Wisselstroomremmende elektromagneten worden veel gebruikt voor kraaninstallaties, maar de praktijk van hun werk heeft aangetoond dat ze een aantal nadelen hebben: relatief lage slijtvastheid, aanzienlijke spoelschakelstromen 7 - 30 keer hoger dan hun nominale stromen (met volledig ingetrokken armaturen ), sterke schokken tijdens het remmen en loslaten door het gebrek aan regulering van de soepelheid van het remproces, schade aan de spoelen door oververhitting met onvolledige terugtrekking van het anker.
Een veelvoorkomend nadeel van DC- en AC-remelektromagneten is de onvolmaaktheid van de tractiekarakteristieken: ontwikkel aan het begin van de ankerslag de kleinste trekkracht en aan het einde de grootste.
Met al deze nadelen zijn DC-rem-elektromagneten bedrijfszekerder dan AC-elektromagneten.
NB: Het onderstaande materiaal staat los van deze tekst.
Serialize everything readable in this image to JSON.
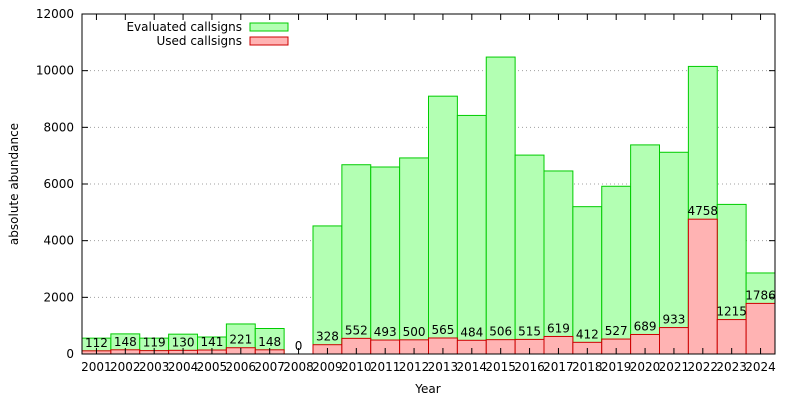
{
  "chart_data": {
    "type": "bar",
    "xlabel": "Year",
    "ylabel": "absolute abundance",
    "ylim": [
      0,
      12000
    ],
    "yticks": [
      0,
      2000,
      4000,
      6000,
      8000,
      10000,
      12000
    ],
    "grid": true,
    "legend_position": "top-left",
    "categories": [
      "2001",
      "2002",
      "2003",
      "2004",
      "2005",
      "2006",
      "2007",
      "2008",
      "2009",
      "2010",
      "2011",
      "2012",
      "2013",
      "2014",
      "2015",
      "2016",
      "2017",
      "2018",
      "2019",
      "2020",
      "2021",
      "2022",
      "2023",
      "2024"
    ],
    "series": [
      {
        "name": "Evaluated callsigns",
        "fill": "#b3ffb3",
        "stroke": "#00cc00",
        "values": [
          560,
          710,
          560,
          700,
          600,
          1060,
          900,
          0,
          4520,
          6680,
          6600,
          6920,
          9100,
          8420,
          10480,
          7020,
          6460,
          5200,
          5920,
          7380,
          7120,
          10150,
          5280,
          2860
        ]
      },
      {
        "name": "Used callsigns",
        "fill": "#ffb3b3",
        "stroke": "#cc0000",
        "values": [
          112,
          148,
          119,
          130,
          141,
          221,
          148,
          0,
          328,
          552,
          493,
          500,
          565,
          484,
          506,
          515,
          619,
          412,
          527,
          689,
          933,
          4758,
          1215,
          1786
        ]
      }
    ],
    "data_labels": [
      "112",
      "148",
      "119",
      "130",
      "141",
      "221",
      "148",
      "0",
      "328",
      "552",
      "493",
      "500",
      "565",
      "484",
      "506",
      "515",
      "619",
      "412",
      "527",
      "689",
      "933",
      "4758",
      "1215",
      "1786"
    ]
  }
}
Om de remmen van kraanmechanismen met wisselstroomapparatuur te regelen, worden daarom vaak gelijkstroomrem-elektromagneten geprobeerd die worden aangedreven door halfgeleidergelijkrichters.
Gezien het feit dat remelektromagneten een aantal belangrijke nadelen hebben die hierboven zijn genoemd, worden ze momenteel veel gebruikt om kraanremmen aan te drijven. elektrohydraulische stuwraketten met lange slag.